Optional persistence:

# md.to_odps_table(embedding_result, "bailian_embedding_results", overwrite=True).execute()
# md.to_odps_table(gen_result, "bailian_generate_results", overwrite=True).execute()

6. Cleanup#

session.destroy()
print("Session destroyed and resources released.")

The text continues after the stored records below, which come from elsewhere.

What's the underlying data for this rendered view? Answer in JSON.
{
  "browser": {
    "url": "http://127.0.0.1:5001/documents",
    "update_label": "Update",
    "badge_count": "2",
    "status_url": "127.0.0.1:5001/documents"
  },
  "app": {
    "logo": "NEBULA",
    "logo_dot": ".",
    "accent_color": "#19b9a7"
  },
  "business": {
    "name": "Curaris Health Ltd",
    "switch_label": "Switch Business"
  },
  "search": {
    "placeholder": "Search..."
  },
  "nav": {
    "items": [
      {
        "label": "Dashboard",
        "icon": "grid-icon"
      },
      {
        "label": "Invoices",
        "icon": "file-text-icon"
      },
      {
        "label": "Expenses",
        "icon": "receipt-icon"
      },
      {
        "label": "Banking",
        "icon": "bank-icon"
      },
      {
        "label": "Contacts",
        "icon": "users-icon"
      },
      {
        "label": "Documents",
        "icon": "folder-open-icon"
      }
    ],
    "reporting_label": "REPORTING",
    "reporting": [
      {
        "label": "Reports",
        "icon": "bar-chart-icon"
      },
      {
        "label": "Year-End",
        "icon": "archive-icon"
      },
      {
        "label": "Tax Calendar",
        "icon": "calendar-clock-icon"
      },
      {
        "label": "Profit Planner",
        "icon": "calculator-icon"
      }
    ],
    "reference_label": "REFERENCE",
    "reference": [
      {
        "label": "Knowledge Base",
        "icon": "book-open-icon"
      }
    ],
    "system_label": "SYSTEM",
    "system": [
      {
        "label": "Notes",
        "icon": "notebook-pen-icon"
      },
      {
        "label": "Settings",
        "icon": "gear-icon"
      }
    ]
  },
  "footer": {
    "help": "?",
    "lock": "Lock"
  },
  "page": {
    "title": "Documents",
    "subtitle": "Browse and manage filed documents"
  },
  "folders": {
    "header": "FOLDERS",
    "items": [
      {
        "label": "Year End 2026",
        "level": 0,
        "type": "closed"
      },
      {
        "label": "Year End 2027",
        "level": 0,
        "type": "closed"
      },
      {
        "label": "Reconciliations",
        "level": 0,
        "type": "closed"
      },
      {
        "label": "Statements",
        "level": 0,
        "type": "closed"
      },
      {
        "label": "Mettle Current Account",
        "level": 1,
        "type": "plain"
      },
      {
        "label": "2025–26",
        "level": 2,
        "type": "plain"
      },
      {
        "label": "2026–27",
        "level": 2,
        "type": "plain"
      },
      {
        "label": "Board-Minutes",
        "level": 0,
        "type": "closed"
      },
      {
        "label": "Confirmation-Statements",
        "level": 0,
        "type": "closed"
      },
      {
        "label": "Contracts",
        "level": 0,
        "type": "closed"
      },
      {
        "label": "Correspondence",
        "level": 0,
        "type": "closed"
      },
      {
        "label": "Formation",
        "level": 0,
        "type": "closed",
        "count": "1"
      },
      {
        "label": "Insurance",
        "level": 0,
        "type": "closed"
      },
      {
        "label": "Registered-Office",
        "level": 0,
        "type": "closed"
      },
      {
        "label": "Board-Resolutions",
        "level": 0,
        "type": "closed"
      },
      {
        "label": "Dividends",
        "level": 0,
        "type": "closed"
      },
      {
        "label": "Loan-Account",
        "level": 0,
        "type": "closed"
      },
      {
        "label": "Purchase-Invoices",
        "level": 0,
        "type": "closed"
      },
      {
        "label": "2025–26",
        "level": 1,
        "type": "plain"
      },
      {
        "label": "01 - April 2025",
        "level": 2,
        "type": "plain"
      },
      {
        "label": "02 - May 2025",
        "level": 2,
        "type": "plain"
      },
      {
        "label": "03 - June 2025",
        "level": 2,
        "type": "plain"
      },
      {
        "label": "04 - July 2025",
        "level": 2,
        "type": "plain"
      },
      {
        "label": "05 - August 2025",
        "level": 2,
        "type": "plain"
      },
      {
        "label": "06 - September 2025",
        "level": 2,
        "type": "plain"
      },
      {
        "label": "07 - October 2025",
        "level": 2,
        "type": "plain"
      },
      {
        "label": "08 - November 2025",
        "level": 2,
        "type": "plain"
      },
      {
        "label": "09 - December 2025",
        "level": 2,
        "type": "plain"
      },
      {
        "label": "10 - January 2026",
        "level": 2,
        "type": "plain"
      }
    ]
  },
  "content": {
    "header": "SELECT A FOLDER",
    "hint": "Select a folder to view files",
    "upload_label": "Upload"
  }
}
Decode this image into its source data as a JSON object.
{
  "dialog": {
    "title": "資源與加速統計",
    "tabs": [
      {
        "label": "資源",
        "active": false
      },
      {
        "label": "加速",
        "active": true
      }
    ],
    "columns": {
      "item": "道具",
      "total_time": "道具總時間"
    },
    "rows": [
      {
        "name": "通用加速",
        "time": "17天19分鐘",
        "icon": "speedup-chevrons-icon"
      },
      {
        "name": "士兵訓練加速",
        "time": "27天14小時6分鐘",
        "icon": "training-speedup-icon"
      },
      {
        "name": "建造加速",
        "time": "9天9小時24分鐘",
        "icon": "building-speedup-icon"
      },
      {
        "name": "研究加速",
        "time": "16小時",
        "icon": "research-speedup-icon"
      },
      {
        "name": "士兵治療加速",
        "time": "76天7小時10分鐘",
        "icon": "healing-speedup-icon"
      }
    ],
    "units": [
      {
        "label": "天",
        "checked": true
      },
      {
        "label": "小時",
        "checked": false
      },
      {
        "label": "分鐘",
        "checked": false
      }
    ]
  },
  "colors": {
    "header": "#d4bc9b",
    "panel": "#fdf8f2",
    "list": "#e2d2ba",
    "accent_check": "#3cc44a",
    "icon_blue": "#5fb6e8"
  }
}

Appendix: Bailian models vs built-in managed models#

Item	Bailian pre-registered models	Built-in managed models
Load API	`read_odps_model("name", project="bigdata_public_modelset")`	`ManagedTextGenLLM(name="...")`
Source	Models registered on Bailian platform	MaxFrame managed model catalog
Typical names	`text-embedding-v4`, `qwen3-max`	`qwen2.5-1.5b-instruct`, `DeepSeek-R1`
APIs	`generate()` / `embed()`	`generate()` / `embed()` / `translate()` / `extract()`

Managed model example:

from maxframe.learn.contrib.llm.models.managed import ManagedTextGenLLM

llm = ManagedTextGenLLM(name="qwen2.5-1.5b-instruct")
messages = [
    {"role": "system", "content": "You are a helpful assistant."},
    {"role": "user", "content": "{query}"},
]
# simple_output=True returns the generated text directly,
# skipping the raw provider response structure.
result = llm.generate(df, prompt_template=messages, simple_output=True)
result.execute()

Troubleshooting#

Issue	Cause	Resolution
`Engine DPE not available`	DPE is not enabled for the project	Ask your admin to enable DPE.
`Model not found`	Wrong model name or unsupported region	Check available names with `list_models()` and verify region support.
`inference_quota_name` error	Inference quota is not configured	Set a valid `options.session.inference_quota_name`.
`Session timeout`	Inference job timed out	Reduce batch size and inspect LogView logs.
`execute()` returns nothing	Lazy graph has not been triggered	Ensure `.execute()` is called.